An Ethics for Maintenance?
Last Sunday, Sasago Tunnel – a major tunnel in Japan – collapsed and caused nine deaths. And, according to the latest report, Central Nippon Expressway (Nexco), the company in charge of the tunnel, might be the party to blame as it is reported that they “had relied on rudimentary visual inspections…, with no reinforcement or repairs since construction [of the tunnel] in 1977”.
This tragic incident has prompted me to (re)consider the ethical dimension of maintenance of technologies and infrastructures. Surprisingly, although philosophers and ethicists have began to explore ethical issues surrounding new and emerging technologies, such as biotechnology, nanotechnology, information technology, etc., not many of them have written on the normative issues of maintenance. This is curious, because, unless we assume the technologies and infrastructures will last forever without degradation, there is minimally a need for assigning the responsibility for maintaining their functionality. Here, the case of Sasago Tunnel might be relatively easy, as we could point at Nexco, which, in some sense, owns the tunnel; and, the same may be true of many consumer products too. Since they are ours, we are responsible for maintaining them. Perhaps, this is why the questions about maintenance are very much ignored by philosophers and ethicists, as they present no special ethical problem.

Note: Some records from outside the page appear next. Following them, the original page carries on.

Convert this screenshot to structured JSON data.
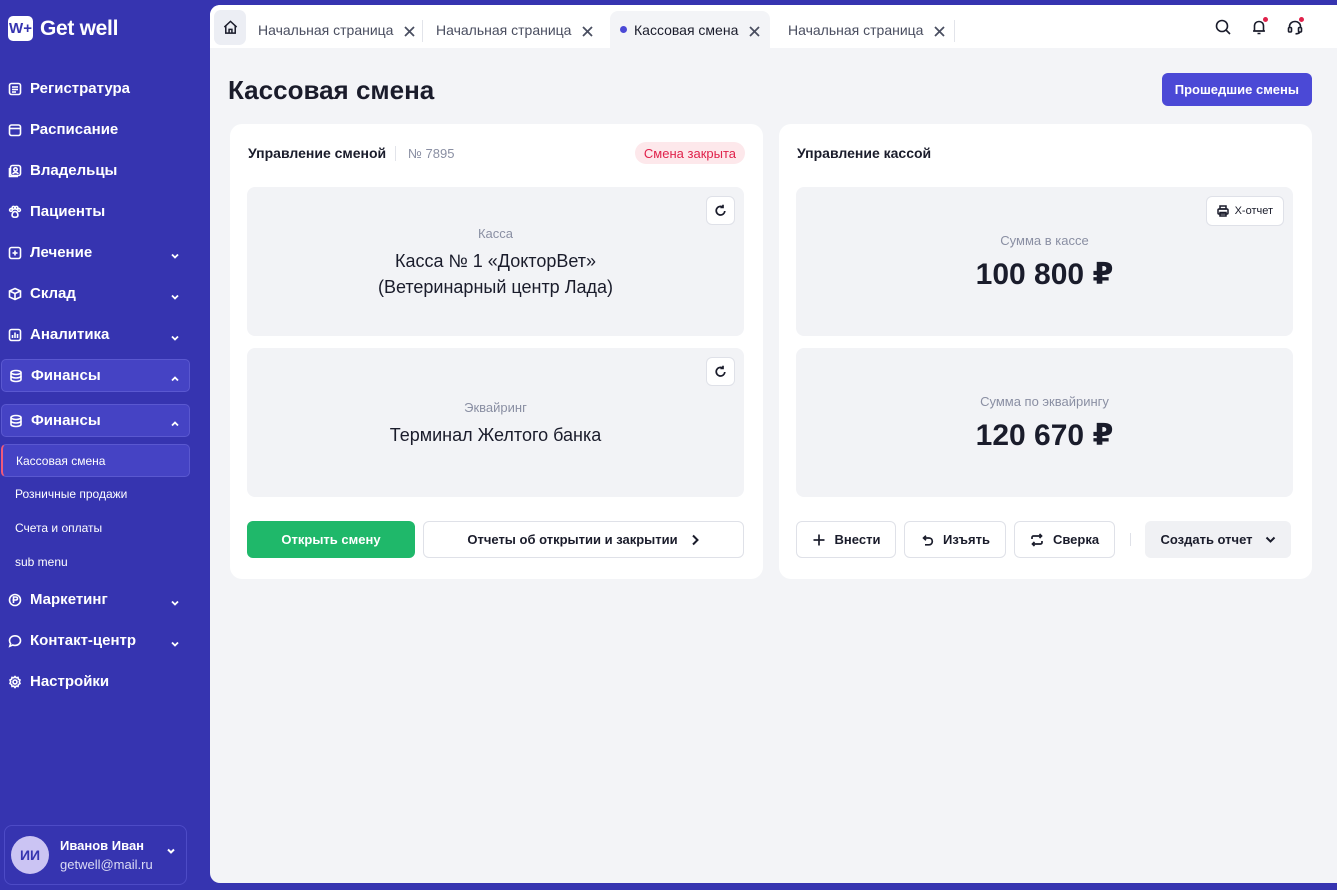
{
  "app": {
    "logo_mark": "W+",
    "name": "Get well"
  },
  "sidebar": {
    "items": [
      {
        "label": "Регистратура",
        "icon": "register-icon"
      },
      {
        "label": "Расписание",
        "icon": "calendar-icon"
      },
      {
        "label": "Владельцы",
        "icon": "owners-icon"
      },
      {
        "label": "Пациенты",
        "icon": "paw-icon"
      },
      {
        "label": "Лечение",
        "icon": "plus-square-icon"
      },
      {
        "label": "Склад",
        "icon": "box-icon"
      },
      {
        "label": "Аналитика",
        "icon": "analytics-icon"
      },
      {
        "label": "Финансы",
        "icon": "database-icon"
      },
      {
        "label": "Финансы",
        "icon": "database-icon"
      },
      {
        "label": "Маркетинг",
        "icon": "ruble-circle-icon"
      },
      {
        "label": "Контакт-центр",
        "icon": "chat-icon"
      },
      {
        "label": "Настройки",
        "icon": "gear-icon"
      }
    ],
    "finance_sub": [
      "Кассовая смена",
      "Розничные продажи",
      "Счета и оплаты",
      "sub menu"
    ]
  },
  "user": {
    "initials": "ИИ",
    "name": "Иванов Иван",
    "email": "getwell@mail.ru"
  },
  "tabs": [
    {
      "label": "Начальная страница",
      "active": false
    },
    {
      "label": "Начальная страница",
      "active": false
    },
    {
      "label": "Кассовая смена",
      "active": true
    },
    {
      "label": "Начальная страница",
      "active": false
    }
  ],
  "page": {
    "title": "Кассовая смена",
    "past_shifts_button": "Прошедшие смены"
  },
  "shift_card": {
    "title": "Управление сменой",
    "number": "№ 7895",
    "status": "Смена закрыта",
    "register_label": "Касса",
    "register_line1": "Касса № 1 «ДокторВет»",
    "register_line2": "(Ветеринарный центр Лада)",
    "acquiring_label": "Эквайринг",
    "acquiring_value": "Терминал Желтого банка",
    "open_button": "Открыть смену",
    "reports_button": "Отчеты об открытии и закрытии"
  },
  "cash_card": {
    "title": "Управление кассой",
    "xreport_button": "X-отчет",
    "cash_label": "Сумма в кассе",
    "cash_value": "100 800 ₽",
    "acquiring_label": "Сумма по эквайрингу",
    "acquiring_value": "120 670 ₽",
    "deposit_button": "Внести",
    "withdraw_button": "Изъять",
    "reconcile_button": "Сверка",
    "create_report_button": "Создать отчет"
  },
  "colors": {
    "sidebar_bg": "#3634b0",
    "accent": "#4b49d6",
    "success": "#1fb86a",
    "danger": "#e0224b"
  }
}
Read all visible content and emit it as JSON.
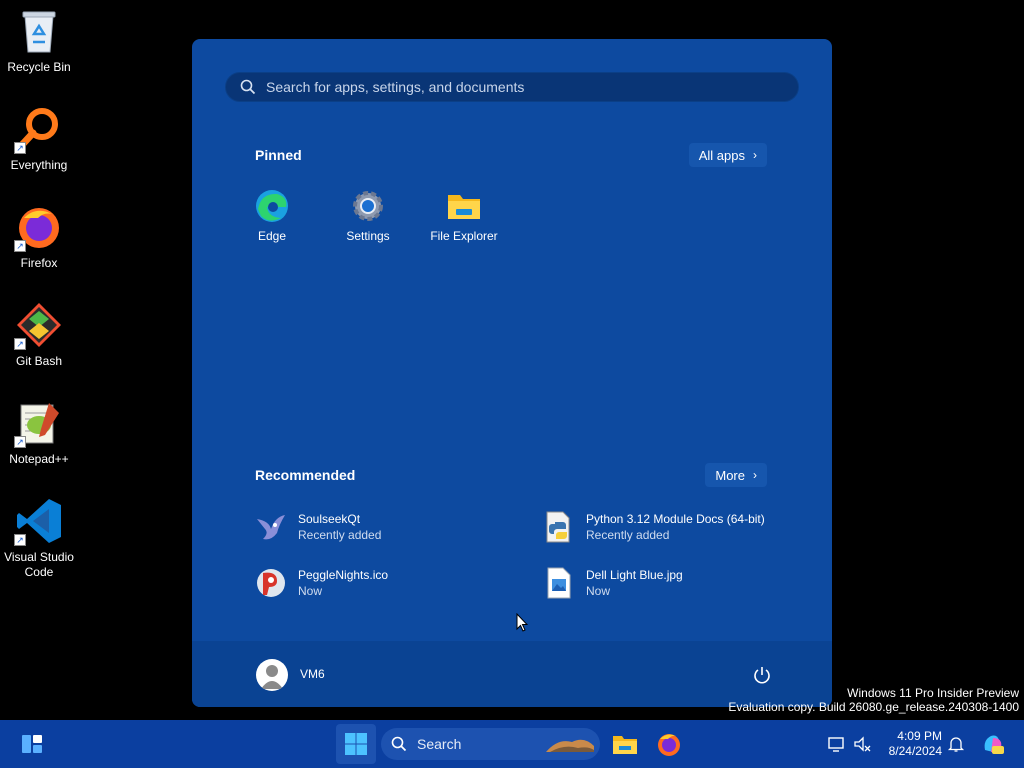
{
  "desktop": {
    "icons": [
      {
        "label": "Recycle Bin",
        "icon": "recycle-bin-icon"
      },
      {
        "label": "Everything",
        "icon": "everything-search-icon"
      },
      {
        "label": "Firefox",
        "icon": "firefox-icon"
      },
      {
        "label": "Git Bash",
        "icon": "git-bash-icon"
      },
      {
        "label": "Notepad++",
        "icon": "notepad-plus-plus-icon"
      },
      {
        "label": "Visual Studio\nCode",
        "icon": "vscode-icon"
      }
    ]
  },
  "start_menu": {
    "search_placeholder": "Search for apps, settings, and documents",
    "pinned_title": "Pinned",
    "all_apps_label": "All apps",
    "pinned": [
      {
        "label": "Edge",
        "icon": "edge-icon"
      },
      {
        "label": "Settings",
        "icon": "settings-gear-icon"
      },
      {
        "label": "File Explorer",
        "icon": "folder-icon"
      }
    ],
    "recommended_title": "Recommended",
    "more_label": "More",
    "recommended": [
      {
        "name": "SoulseekQt",
        "sub": "Recently added",
        "icon": "soulseek-bird-icon"
      },
      {
        "name": "Python 3.12 Module Docs (64-bit)",
        "sub": "Recently added",
        "icon": "python-docs-icon"
      },
      {
        "name": "PeggleNights.ico",
        "sub": "Now",
        "icon": "peggle-icon"
      },
      {
        "name": "Dell Light Blue.jpg",
        "sub": "Now",
        "icon": "image-file-icon"
      }
    ],
    "user_name": "VM6"
  },
  "watermark": {
    "line1": "Windows 11 Pro Insider Preview",
    "line2": "Evaluation copy. Build 26080.ge_release.240308-1400"
  },
  "taskbar": {
    "search_label": "Search",
    "time": "4:09 PM",
    "date": "8/24/2024"
  },
  "colors": {
    "start_bg": "#0d4aa0",
    "taskbar_bg": "#0b3fa0",
    "desktop_bg": "#000000"
  }
}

Now, for Sasago Tunnel, or for many other consumer products, it is relatively easy to pinpoint the responsibility for maintenance, but what about technologies and infrastructures that are not owned by a single party? Or, what about technologies and infrastructures that are distributed across different countries? In those cases, how should we assign the responsibility of maintenance? Should we assign it equally, or should we assign different level responsibility based on ability, etc.
I would imagine there are other ethical issues concerning maintenance that go beyond assigning responsibility. If maintenance is necessary for any technologies and, more importantly, infrastructures, to work properly, maybe we should pay more attention to its normative dimension?